CATCHING UP ON CAPITAL GAINS PLANNING
Bill’s wife Evelyn scoffed at him when he decided to join an investors’ club earlier this year. But he went ahead and did it — and now, for the first time in his life, he must consider the potential impact of capital gains on his family’s tax bill. So the couple sat down with their financial adviser to catch up on the basics.
For tax purposes, their adviser began, a “capital asset” is virtually anything the couple owns or uses for personal, pleasure or investment purposes. They will incur a gain or loss whenever one of these assets is sold.
ASSETS AND BASIS
Bill admitted that he had always assumed capital gains had to do only with stocks and bonds.
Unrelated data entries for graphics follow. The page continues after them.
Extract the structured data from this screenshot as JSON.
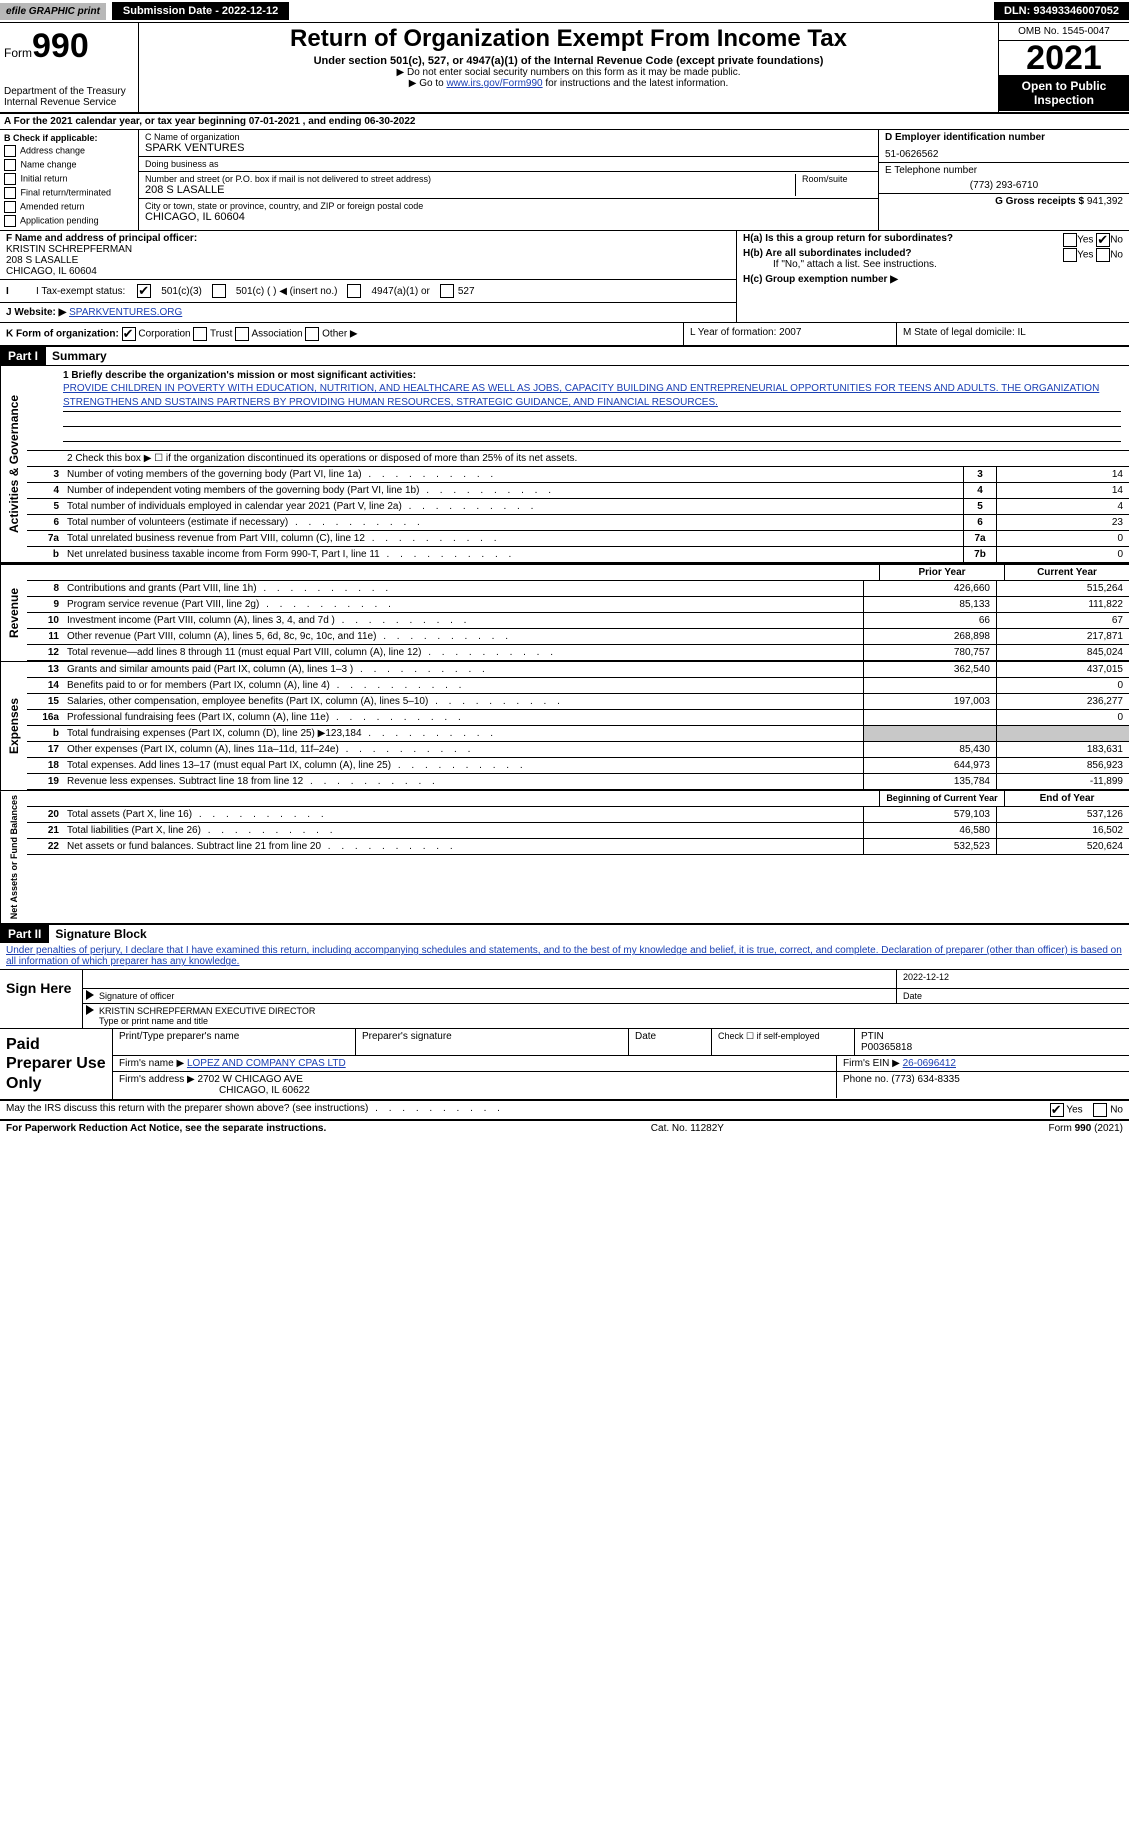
{
  "topbar": {
    "efile": "efile GRAPHIC print",
    "submission_label": "Submission Date - 2022-12-12",
    "dln": "DLN: 93493346007052"
  },
  "header": {
    "form_label": "Form",
    "form_no": "990",
    "dept": "Department of the Treasury Internal Revenue Service",
    "title": "Return of Organization Exempt From Income Tax",
    "sub1": "Under section 501(c), 527, or 4947(a)(1) of the Internal Revenue Code (except private foundations)",
    "sub2": "▶ Do not enter social security numbers on this form as it may be made public.",
    "sub3_pre": "▶ Go to ",
    "sub3_link": "www.irs.gov/Form990",
    "sub3_post": " for instructions and the latest information.",
    "omb": "OMB No. 1545-0047",
    "year": "2021",
    "open": "Open to Public Inspection"
  },
  "rowA": "A For the 2021 calendar year, or tax year beginning 07-01-2021    , and ending 06-30-2022",
  "colB": {
    "head": "B Check if applicable:",
    "items": [
      "Address change",
      "Name change",
      "Initial return",
      "Final return/terminated",
      "Amended return",
      "Application pending"
    ]
  },
  "colC": {
    "name_lab": "C Name of organization",
    "name": "SPARK VENTURES",
    "dba_lab": "Doing business as",
    "addr_lab": "Number and street (or P.O. box if mail is not delivered to street address)",
    "room_lab": "Room/suite",
    "addr": "208 S LASALLE",
    "city_lab": "City or town, state or province, country, and ZIP or foreign postal code",
    "city": "CHICAGO, IL  60604"
  },
  "colD": {
    "ein_lab": "D Employer identification number",
    "ein": "51-0626562",
    "phone_lab": "E Telephone number",
    "phone": "(773) 293-6710",
    "gross_lab": "G Gross receipts $",
    "gross": "941,392"
  },
  "blockF": {
    "f_lab": "F Name and address of principal officer:",
    "f_name": "KRISTIN SCHREPFERMAN",
    "f_addr1": "208 S LASALLE",
    "f_addr2": "CHICAGO, IL  60604",
    "i_lab": "I Tax-exempt status:",
    "i_501c3": "501(c)(3)",
    "i_501c": "501(c) (  ) ◀ (insert no.)",
    "i_4947": "4947(a)(1) or",
    "i_527": "527",
    "j_lab": "J Website: ▶",
    "j_site": "SPARKVENTURES.ORG",
    "h_a": "H(a)  Is this a group return for subordinates?",
    "h_b": "H(b)  Are all subordinates included?",
    "h_b_note": "If \"No,\" attach a list. See instructions.",
    "h_c": "H(c)  Group exemption number ▶",
    "yes": "Yes",
    "no": "No"
  },
  "rowK": {
    "k": "K Form of organization:",
    "k_opts": [
      "Corporation",
      "Trust",
      "Association",
      "Other ▶"
    ],
    "l": "L Year of formation: 2007",
    "m": "M State of legal domicile: IL"
  },
  "part1": {
    "bar": "Part I",
    "title": "Summary",
    "line1_lab": "1  Briefly describe the organization's mission or most significant activities:",
    "mission": "PROVIDE CHILDREN IN POVERTY WITH EDUCATION, NUTRITION, AND HEALTHCARE AS WELL AS JOBS, CAPACITY BUILDING AND ENTREPRENEURIAL OPPORTUNITIES FOR TEENS AND ADULTS. THE ORGANIZATION STRENGTHENS AND SUSTAINS PARTNERS BY PROVIDING HUMAN RESOURCES, STRATEGIC GUIDANCE, AND FINANCIAL RESOURCES.",
    "line2": "2   Check this box ▶ ☐  if the organization discontinued its operations or disposed of more than 25% of its net assets.",
    "rows_gov": [
      {
        "n": "3",
        "d": "Number of voting members of the governing body (Part VI, line 1a)",
        "box": "3",
        "v": "14"
      },
      {
        "n": "4",
        "d": "Number of independent voting members of the governing body (Part VI, line 1b)",
        "box": "4",
        "v": "14"
      },
      {
        "n": "5",
        "d": "Total number of individuals employed in calendar year 2021 (Part V, line 2a)",
        "box": "5",
        "v": "4"
      },
      {
        "n": "6",
        "d": "Total number of volunteers (estimate if necessary)",
        "box": "6",
        "v": "23"
      },
      {
        "n": "7a",
        "d": "Total unrelated business revenue from Part VIII, column (C), line 12",
        "box": "7a",
        "v": "0"
      },
      {
        "n": "b",
        "d": "Net unrelated business taxable income from Form 990-T, Part I, line 11",
        "box": "7b",
        "v": "0"
      }
    ],
    "col_prior": "Prior Year",
    "col_curr": "Current Year",
    "rows_rev": [
      {
        "n": "8",
        "d": "Contributions and grants (Part VIII, line 1h)",
        "p": "426,660",
        "c": "515,264"
      },
      {
        "n": "9",
        "d": "Program service revenue (Part VIII, line 2g)",
        "p": "85,133",
        "c": "111,822"
      },
      {
        "n": "10",
        "d": "Investment income (Part VIII, column (A), lines 3, 4, and 7d )",
        "p": "66",
        "c": "67"
      },
      {
        "n": "11",
        "d": "Other revenue (Part VIII, column (A), lines 5, 6d, 8c, 9c, 10c, and 11e)",
        "p": "268,898",
        "c": "217,871"
      },
      {
        "n": "12",
        "d": "Total revenue—add lines 8 through 11 (must equal Part VIII, column (A), line 12)",
        "p": "780,757",
        "c": "845,024"
      }
    ],
    "rows_exp": [
      {
        "n": "13",
        "d": "Grants and similar amounts paid (Part IX, column (A), lines 1–3 )",
        "p": "362,540",
        "c": "437,015"
      },
      {
        "n": "14",
        "d": "Benefits paid to or for members (Part IX, column (A), line 4)",
        "p": "",
        "c": "0"
      },
      {
        "n": "15",
        "d": "Salaries, other compensation, employee benefits (Part IX, column (A), lines 5–10)",
        "p": "197,003",
        "c": "236,277"
      },
      {
        "n": "16a",
        "d": "Professional fundraising fees (Part IX, column (A), line 11e)",
        "p": "",
        "c": "0"
      },
      {
        "n": "b",
        "d": "Total fundraising expenses (Part IX, column (D), line 25) ▶123,184",
        "p": "SHADE",
        "c": "SHADE"
      },
      {
        "n": "17",
        "d": "Other expenses (Part IX, column (A), lines 11a–11d, 11f–24e)",
        "p": "85,430",
        "c": "183,631"
      },
      {
        "n": "18",
        "d": "Total expenses. Add lines 13–17 (must equal Part IX, column (A), line 25)",
        "p": "644,973",
        "c": "856,923"
      },
      {
        "n": "19",
        "d": "Revenue less expenses. Subtract line 18 from line 12",
        "p": "135,784",
        "c": "-11,899"
      }
    ],
    "col_beg": "Beginning of Current Year",
    "col_end": "End of Year",
    "rows_net": [
      {
        "n": "20",
        "d": "Total assets (Part X, line 16)",
        "p": "579,103",
        "c": "537,126"
      },
      {
        "n": "21",
        "d": "Total liabilities (Part X, line 26)",
        "p": "46,580",
        "c": "16,502"
      },
      {
        "n": "22",
        "d": "Net assets or fund balances. Subtract line 21 from line 20",
        "p": "532,523",
        "c": "520,624"
      }
    ],
    "vtab_gov": "Activities & Governance",
    "vtab_rev": "Revenue",
    "vtab_exp": "Expenses",
    "vtab_net": "Net Assets or Fund Balances"
  },
  "part2": {
    "bar": "Part II",
    "title": "Signature Block",
    "decl": "Under penalties of perjury, I declare that I have examined this return, including accompanying schedules and statements, and to the best of my knowledge and belief, it is true, correct, and complete. Declaration of preparer (other than officer) is based on all information of which preparer has any knowledge.",
    "sign_here": "Sign Here",
    "sig_officer": "Signature of officer",
    "sig_date": "Date",
    "sig_date_val": "2022-12-12",
    "sig_name": "KRISTIN SCHREPFERMAN  EXECUTIVE DIRECTOR",
    "sig_name_lab": "Type or print name and title",
    "paid": "Paid Preparer Use Only",
    "p_name_lab": "Print/Type preparer's name",
    "p_sig_lab": "Preparer's signature",
    "p_date_lab": "Date",
    "p_check": "Check ☐ if self-employed",
    "p_ptin_lab": "PTIN",
    "p_ptin": "P00365818",
    "p_firm_lab": "Firm's name    ▶",
    "p_firm": "LOPEZ AND COMPANY CPAS LTD",
    "p_ein_lab": "Firm's EIN ▶",
    "p_ein": "26-0696412",
    "p_addr_lab": "Firm's address ▶",
    "p_addr1": "2702 W CHICAGO AVE",
    "p_addr2": "CHICAGO, IL  60622",
    "p_phone_lab": "Phone no.",
    "p_phone": "(773) 634-8335",
    "may_irs": "May the IRS discuss this return with the preparer shown above? (see instructions)"
  },
  "footer": {
    "pra": "For Paperwork Reduction Act Notice, see the separate instructions.",
    "cat": "Cat. No. 11282Y",
    "form": "Form 990 (2021)"
  }
}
His adviser confirmed that they qualify, but capital assets may also include one’s home or other real estate holdings, household furnishings, and collectibles such as fine art and coins.
Essentially, whether Bill and Evelyn (or anyone, for that matter) incur a capital gain or loss starts with an asset’s “basis” — generally defined as what they paid for the asset. A gain or loss is the difference between the basis and the amount the couple receive following a sale.
LONG AND SHORT
The adviser went on to explain that the IRS breaks down capital gains into two general categories: 1) Those held a year or less are “short-term” gains and taxed at ordinary rates generally ranging from 10% to 39.6% in 2013, and 2) those held more than a year are “long-term” gains and taxed at rates of 0% for those with lower incomes, 20% for those in the highest tax bracket and 15% for everyone else.
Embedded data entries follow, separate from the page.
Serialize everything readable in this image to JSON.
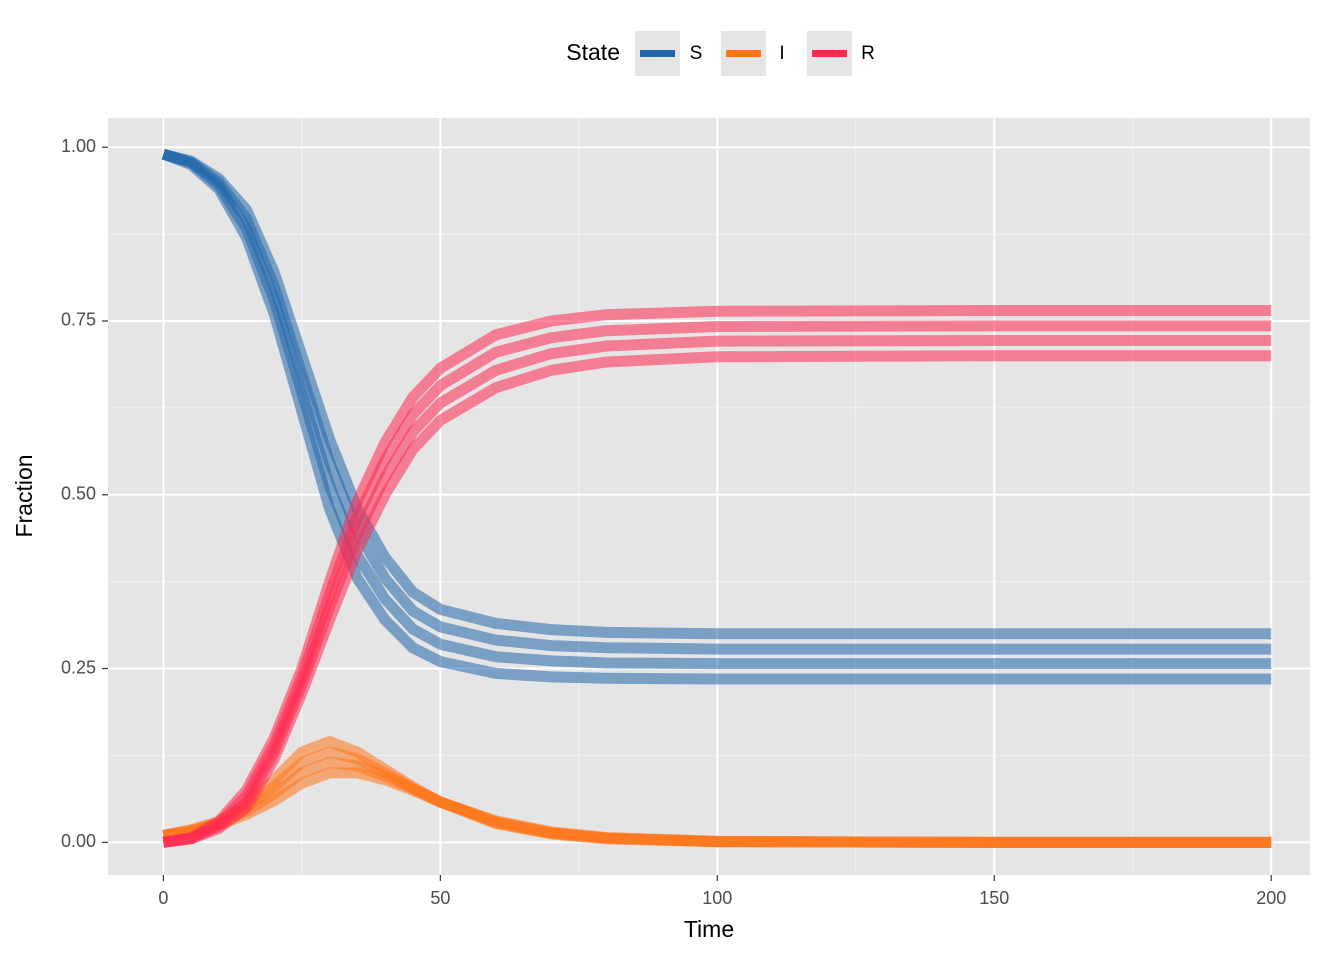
{
  "chart_data": {
    "type": "line",
    "xlabel": "Time",
    "ylabel": "Fraction",
    "legend_title": "State",
    "legend_position": "top",
    "grid": true,
    "x": [
      0,
      5,
      10,
      15,
      20,
      25,
      30,
      35,
      40,
      45,
      50,
      60,
      70,
      80,
      100,
      150,
      200
    ],
    "xlim": [
      -10,
      207
    ],
    "xticks": [
      0,
      50,
      100,
      150,
      200
    ],
    "ylim": [
      -0.047,
      1.042
    ],
    "yticks": [
      {
        "value": 0,
        "label": "0.00"
      },
      {
        "value": 0.25,
        "label": "0.25"
      },
      {
        "value": 0.5,
        "label": "0.50"
      },
      {
        "value": 0.75,
        "label": "0.75"
      },
      {
        "value": 1,
        "label": "1.00"
      }
    ],
    "series": [
      {
        "name": "S",
        "color": "#2166ac",
        "runs": [
          [
            0.99,
            0.975,
            0.94,
            0.87,
            0.76,
            0.62,
            0.48,
            0.38,
            0.32,
            0.28,
            0.26,
            0.243,
            0.238,
            0.236,
            0.235,
            0.235,
            0.235
          ],
          [
            0.99,
            0.978,
            0.945,
            0.883,
            0.78,
            0.647,
            0.513,
            0.413,
            0.35,
            0.307,
            0.285,
            0.267,
            0.261,
            0.258,
            0.257,
            0.257,
            0.257
          ],
          [
            0.99,
            0.978,
            0.95,
            0.897,
            0.8,
            0.673,
            0.547,
            0.447,
            0.38,
            0.333,
            0.31,
            0.291,
            0.283,
            0.28,
            0.278,
            0.278,
            0.278
          ],
          [
            0.99,
            0.98,
            0.955,
            0.91,
            0.82,
            0.7,
            0.58,
            0.48,
            0.41,
            0.36,
            0.335,
            0.315,
            0.306,
            0.302,
            0.3,
            0.3,
            0.3
          ]
        ]
      },
      {
        "name": "I",
        "color": "#ff7518",
        "runs": [
          [
            0.01,
            0.018,
            0.03,
            0.055,
            0.09,
            0.13,
            0.145,
            0.13,
            0.105,
            0.08,
            0.058,
            0.027,
            0.012,
            0.005,
            0.001,
            0,
            0
          ],
          [
            0.01,
            0.017,
            0.028,
            0.05,
            0.08,
            0.115,
            0.13,
            0.12,
            0.1,
            0.078,
            0.058,
            0.028,
            0.013,
            0.006,
            0.001,
            0,
            0
          ],
          [
            0.01,
            0.016,
            0.027,
            0.045,
            0.07,
            0.1,
            0.115,
            0.11,
            0.095,
            0.077,
            0.058,
            0.03,
            0.014,
            0.006,
            0.001,
            0,
            0
          ],
          [
            0.01,
            0.015,
            0.025,
            0.04,
            0.06,
            0.085,
            0.1,
            0.1,
            0.09,
            0.075,
            0.058,
            0.031,
            0.015,
            0.007,
            0.0015,
            0,
            0
          ]
        ]
      },
      {
        "name": "R",
        "color": "#ff2a50",
        "runs": [
          [
            0,
            0.007,
            0.03,
            0.075,
            0.15,
            0.25,
            0.375,
            0.49,
            0.575,
            0.64,
            0.682,
            0.73,
            0.75,
            0.759,
            0.764,
            0.765,
            0.765
          ],
          [
            0,
            0.005,
            0.027,
            0.067,
            0.14,
            0.238,
            0.357,
            0.467,
            0.55,
            0.615,
            0.657,
            0.705,
            0.726,
            0.736,
            0.742,
            0.743,
            0.743
          ],
          [
            0,
            0.006,
            0.023,
            0.058,
            0.13,
            0.227,
            0.338,
            0.443,
            0.525,
            0.59,
            0.632,
            0.679,
            0.703,
            0.714,
            0.721,
            0.722,
            0.722
          ],
          [
            0,
            0.005,
            0.02,
            0.05,
            0.12,
            0.215,
            0.32,
            0.42,
            0.5,
            0.565,
            0.607,
            0.654,
            0.679,
            0.691,
            0.6985,
            0.7,
            0.7
          ]
        ]
      }
    ]
  }
}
Rates as high as 25% to 28% can apply to special types of capital gains, the adviser warned. Depending on their income, they may also have to pay an additional 3.8% unearned income Medicare contribution tax on their capital gains.
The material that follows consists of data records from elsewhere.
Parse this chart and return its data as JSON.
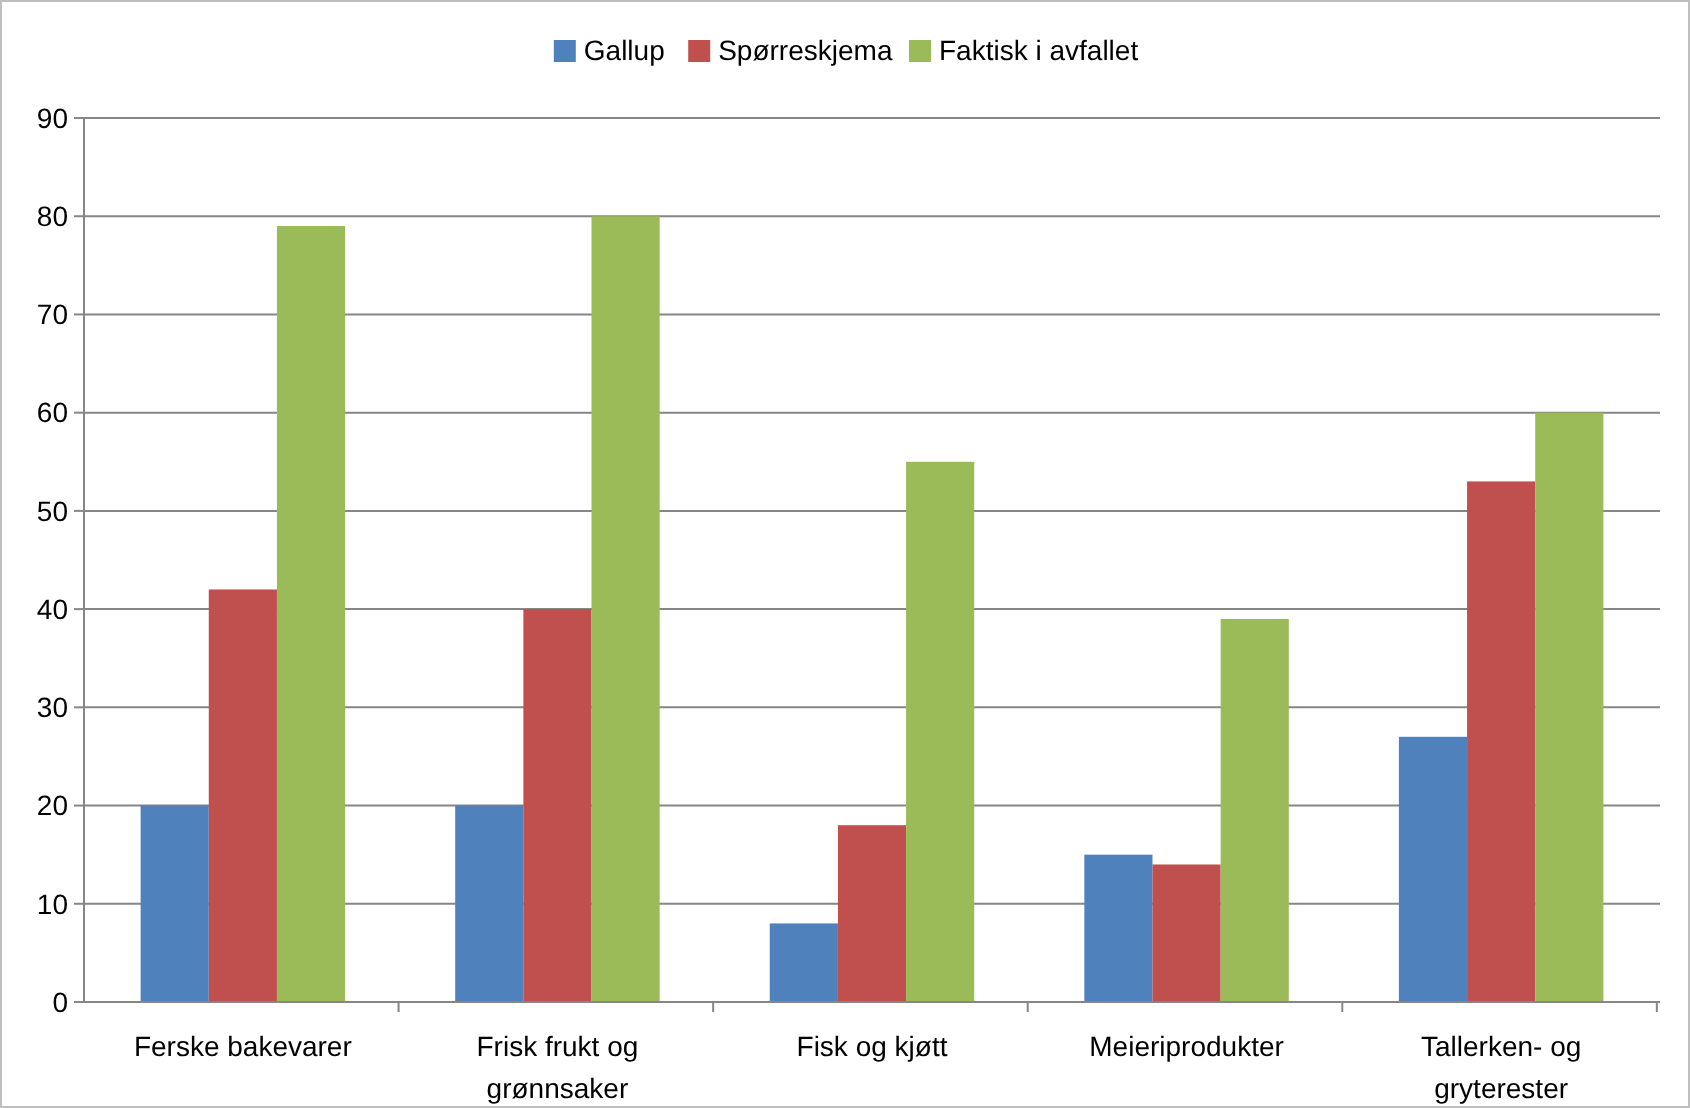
{
  "chart_data": {
    "type": "bar",
    "categories": [
      "Ferske bakevarer",
      "Frisk frukt og grønnsaker",
      "Fisk og kjøtt",
      "Meieriprodukter",
      "Tallerken- og gryterester"
    ],
    "series": [
      {
        "name": "Gallup",
        "color": "#4f81bd",
        "values": [
          20,
          20,
          8,
          15,
          27
        ]
      },
      {
        "name": "Spørreskjema",
        "color": "#c0504d",
        "values": [
          42,
          40,
          18,
          14,
          53
        ]
      },
      {
        "name": "Faktisk i avfallet",
        "color": "#9bbb59",
        "values": [
          79,
          80,
          55,
          39,
          60
        ]
      }
    ],
    "ylim": [
      0,
      90
    ],
    "yticks": [
      0,
      10,
      20,
      30,
      40,
      50,
      60,
      70,
      80,
      90
    ],
    "grid": "y",
    "legend": "top"
  }
}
If Bill and Evelyn’s long-term gains exceed their long-term losses, the difference (called a “net long-term capital gain”) will be taxed. On the other hand, if their capital losses are greater than their capital gains, they can deduct the difference. The annual limit on this deduction is $3,000 for married joint filers or $1,500 for married couples filing separately. Excess losses can be carried over to the following year.
TODAY AND TOMORROW
Your capital gains planning begins today, their adviser told Bill and Evelyn. Starting right away and going forward, they will need to keep meticulous records, accurately identify each of their capital assets and carefully plan the timing of any sales to maximize the tax benefits.